Here's an example for program 2.
It'n not clean code. I had nothing better to do this afternoon, so I've made this in half an hour.

Code:

#include <iostream>
#include <math.h>
using namespace std;


float calculate(float num1, float num2, char operand);
void stripInput(char* input, float& num1, float& num2, char& operand);
char* subString(const char* str, char* substr, int start, int end=-1);

int main()
{
	char input[256];
	do {
		cin.getline(input,256);
		float num1, num2;
		char operand;
		if(strcmp(input,"q") != 0)
		{
			stripInput(input, num1, num2, operand);				
			cout << num1 << operand << num2 << " = " << calculate(num1,num2,operand) << endl;
		}
		
	}while(strcmp(input,"q") != 0);
}

float calculate(float num1, float num2, char operand)
{
	switch(operand)
	{
		case '+':
			return num1+num2;
			break;
		case '-':
			return num1-num2;
			break;
		case '*':
			return num1*num2;
			break;
		case '/':
			return num1/num2;
			break;
		case '^':
			return (float)pow((double)num1,(double)num2);
			break;
		default:
			cout << "Error - Invalid Operator" << endl;
			break;
	}
	return 0;
}

void stripInput(char* input, float& num1, float& num2, char& operand)
{
	char* substr;	
	int i;
	for(	i=0;
		i < strlen(input) &&
		(input[i] != '+' &&
		input[i] != '-' &&
		input[i] != '*' &&
		input[i] != '/' &&
		input[i] != '^');
		++i);
	char tmp[256];
	num1 = atof(subString(input, tmp, 0, i));
	num2 = atof(subString(input, tmp, i+1));
	operand = input[i];
}

char* subString(const char* str, char* substr, int start, int end)
{
	if(end == -1)
		end=strlen(str);
	int count=0;
	for(int i = start; i < end; ++i)
		substr[count++] = str[i];
	substr[count]='\0';
	return substr;	
}

[DevilsCharm]

It doesn't seem like making a calculator would be so complicated, but I guess there are a lot of underlying principles that need to be elaborated upon, "codually".

[123456789asdf]

TY very much helps me alot

[WingedPanther]

Assigning LG = 1.0 within the while loop is guaranteed to keep you from making progress.

[birinight]

Quote:

Originally Posted by DevilsCharm

It doesn't seem like making a calculator would be so complicated, but I guess there are a lot of underlying principles that need to be elaborated upon, "codually".
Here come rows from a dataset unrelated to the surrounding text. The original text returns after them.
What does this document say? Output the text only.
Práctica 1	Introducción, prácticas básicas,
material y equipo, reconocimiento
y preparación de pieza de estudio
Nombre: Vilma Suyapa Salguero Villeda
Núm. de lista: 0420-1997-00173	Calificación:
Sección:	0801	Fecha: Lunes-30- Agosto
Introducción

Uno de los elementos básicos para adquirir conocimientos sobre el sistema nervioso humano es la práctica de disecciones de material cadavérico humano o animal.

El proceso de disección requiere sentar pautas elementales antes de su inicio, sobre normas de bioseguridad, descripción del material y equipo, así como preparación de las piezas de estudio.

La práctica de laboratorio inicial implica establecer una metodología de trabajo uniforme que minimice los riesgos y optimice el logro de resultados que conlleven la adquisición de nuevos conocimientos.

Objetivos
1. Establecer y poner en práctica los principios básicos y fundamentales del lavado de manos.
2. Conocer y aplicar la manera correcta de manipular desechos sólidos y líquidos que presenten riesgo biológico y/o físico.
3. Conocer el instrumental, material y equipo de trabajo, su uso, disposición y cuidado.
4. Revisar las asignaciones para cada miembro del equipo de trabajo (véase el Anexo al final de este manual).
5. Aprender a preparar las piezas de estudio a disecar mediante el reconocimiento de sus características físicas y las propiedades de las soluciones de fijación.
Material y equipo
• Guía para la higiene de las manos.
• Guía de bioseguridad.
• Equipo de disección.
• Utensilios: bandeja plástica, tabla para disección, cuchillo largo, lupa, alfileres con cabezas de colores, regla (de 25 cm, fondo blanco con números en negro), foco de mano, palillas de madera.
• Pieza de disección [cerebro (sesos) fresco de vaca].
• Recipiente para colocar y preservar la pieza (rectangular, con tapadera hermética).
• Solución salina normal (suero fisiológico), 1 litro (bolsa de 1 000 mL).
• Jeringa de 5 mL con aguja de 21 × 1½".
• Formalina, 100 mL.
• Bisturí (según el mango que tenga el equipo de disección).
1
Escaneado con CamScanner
You know that usualy making simple code it's harder than complicated code.

I know for sure that there are functions in C++ that do what I've made, but I don't program in ISO C++ in a wile, so I've made functions to resolv my problems. I prefered that way(I could search for documentation though).

For example if I've used the String from C++ I wold smpliefied my algorithm, but I didn't know if this guy is familiared with Sring type.

As for complicated code it's simple to undurstand sometimes when you are new to a language.

For example:

a=a==5?b:c;

it's simple but I think it's a little harder to undestand at first.

if(a==5)
a=b;
else
a=c;

[MPD Psycho]

Here is my version(s) of the square-root-estimation program:

-> This version only takes the input value, and then returns the resulted value back:

C++ Code:

double sqrt_estimate (double s) {
    double x0 = 1, x1 = 0, x2 = 0, temp = 0;
    double epsilon = 1e-6;
    int i = 0;
    do {
        if (i == 0) {
            x1 = (s + s/x0)/2;
        } else {
            x1 = temp;
        }
        x2 = (x1 + (s/x1))/2;
        temp = x2; i++;
    } while ((x1 - x2) > epsilon);
    return(x2);
} 

-> This version takes both the input and the user's estimation, then prints the results in more details:

C++ Code:

void sqrt_estimate (double s, double x0) {
    double x1 = 0, x2 = 0, temp = 0;
    double epsilon = 1e-6;
    int i = 0;
    printf("\n");
    do {
        if (i == 0) {
            x1 = (s + s/x0)/2;
        } else {
            x1 = temp;
        }
        x2 = (x1 + (s/x1))/2;
        temp = x2; i++;
        printf("Status: current \"old\" = %f, current \"new\" = %f\n", x1, x2);
    } while ((x1 - x2) > epsilon);
    cout << "\nThe square-root of " << s << " is approximated as: " << x2;
    printf("\nThe number of repeated approximations: %d\n", i);
} 

Both versions only need to include <iostream>, using namespace std.

The epsilon thing is pretty sloppy, but they should work on simple numbers.